Artist Project / Sambizanga Project

Dismantling the divide between innocence and guilt

Ricardo de Oliveira

The screen shots from Sambizanga below are part of a larger project by Ricardo de Oliveira. These photographs attempt to recreate and comment on the experience of watching a film and on the possibility of sharing that experience with other people. By highlighting certain details and frames, de Oliveira brings to the fore specific narratives that are only implicit within the film. What is emphasized in these pages is the film’s implicit criticism of an absolute divide between the innocence of the Angolan children and the guilt of the Angolan authority figures collaborating with the Portuguese, between the nostalgia for the home and the terror of the giant, labyrinthine space of incarceration used by the Portuguese. These children might one day become those guards; the Angolan homes and villages are also sites of internal repression. Acknowledging the continuity between these supposedly opposed figures and spaces tempers Sambizanga’s optimism for a future revolution: Repression is not merely an external force, overthrowing the colonial powers does not signal the end of all future repression.
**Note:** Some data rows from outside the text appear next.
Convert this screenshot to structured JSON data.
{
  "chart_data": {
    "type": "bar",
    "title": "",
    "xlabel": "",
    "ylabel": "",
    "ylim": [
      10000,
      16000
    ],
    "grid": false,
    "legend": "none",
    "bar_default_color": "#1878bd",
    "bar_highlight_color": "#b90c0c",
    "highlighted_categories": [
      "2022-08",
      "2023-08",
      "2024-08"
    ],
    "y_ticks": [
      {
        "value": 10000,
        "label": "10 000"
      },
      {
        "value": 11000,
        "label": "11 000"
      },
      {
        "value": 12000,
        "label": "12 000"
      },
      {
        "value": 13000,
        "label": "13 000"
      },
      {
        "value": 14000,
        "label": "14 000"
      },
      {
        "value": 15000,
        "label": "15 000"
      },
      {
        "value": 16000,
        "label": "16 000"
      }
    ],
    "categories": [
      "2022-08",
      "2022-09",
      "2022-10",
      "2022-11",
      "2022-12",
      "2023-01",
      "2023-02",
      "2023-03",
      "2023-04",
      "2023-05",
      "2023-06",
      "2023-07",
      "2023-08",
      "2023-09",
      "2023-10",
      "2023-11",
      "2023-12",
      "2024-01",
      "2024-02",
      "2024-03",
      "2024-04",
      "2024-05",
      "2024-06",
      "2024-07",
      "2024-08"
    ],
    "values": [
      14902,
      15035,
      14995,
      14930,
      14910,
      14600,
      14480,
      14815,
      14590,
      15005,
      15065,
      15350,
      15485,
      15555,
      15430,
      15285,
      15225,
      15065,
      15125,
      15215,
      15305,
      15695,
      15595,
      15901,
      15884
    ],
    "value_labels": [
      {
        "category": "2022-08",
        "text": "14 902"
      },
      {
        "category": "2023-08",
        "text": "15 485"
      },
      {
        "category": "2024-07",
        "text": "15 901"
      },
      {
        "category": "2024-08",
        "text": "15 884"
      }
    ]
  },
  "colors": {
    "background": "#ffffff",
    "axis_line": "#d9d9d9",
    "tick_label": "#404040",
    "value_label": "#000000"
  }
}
The visual impact of these images is also a tribute to the powerful but overlooked cinematic contribution of post-colonial Africa. “I often think of Sambizanga in relation to Eisenstein’s Potemkin,” says de Oliveira. “I think that this may in part be because of the mixture of revolutionary fuel and pathos that both films share. But where Eisenstein introduces montage as a method of composing his dramatic narrative, Maldoror uses a more flexible, almost experimental time-continuous camera.” After Eisenstein, we associate montage with revolutionary filmmaking. Maldoror’s film points to another, less visible tradition of revolutionary filmmaking.

Ricardo de Oliveira is an artist living in New York City. His work has been featured in major international exhibits, including the 1995 Venice Biennale. He is currently working on a public art project to be launched in the spring of 2001.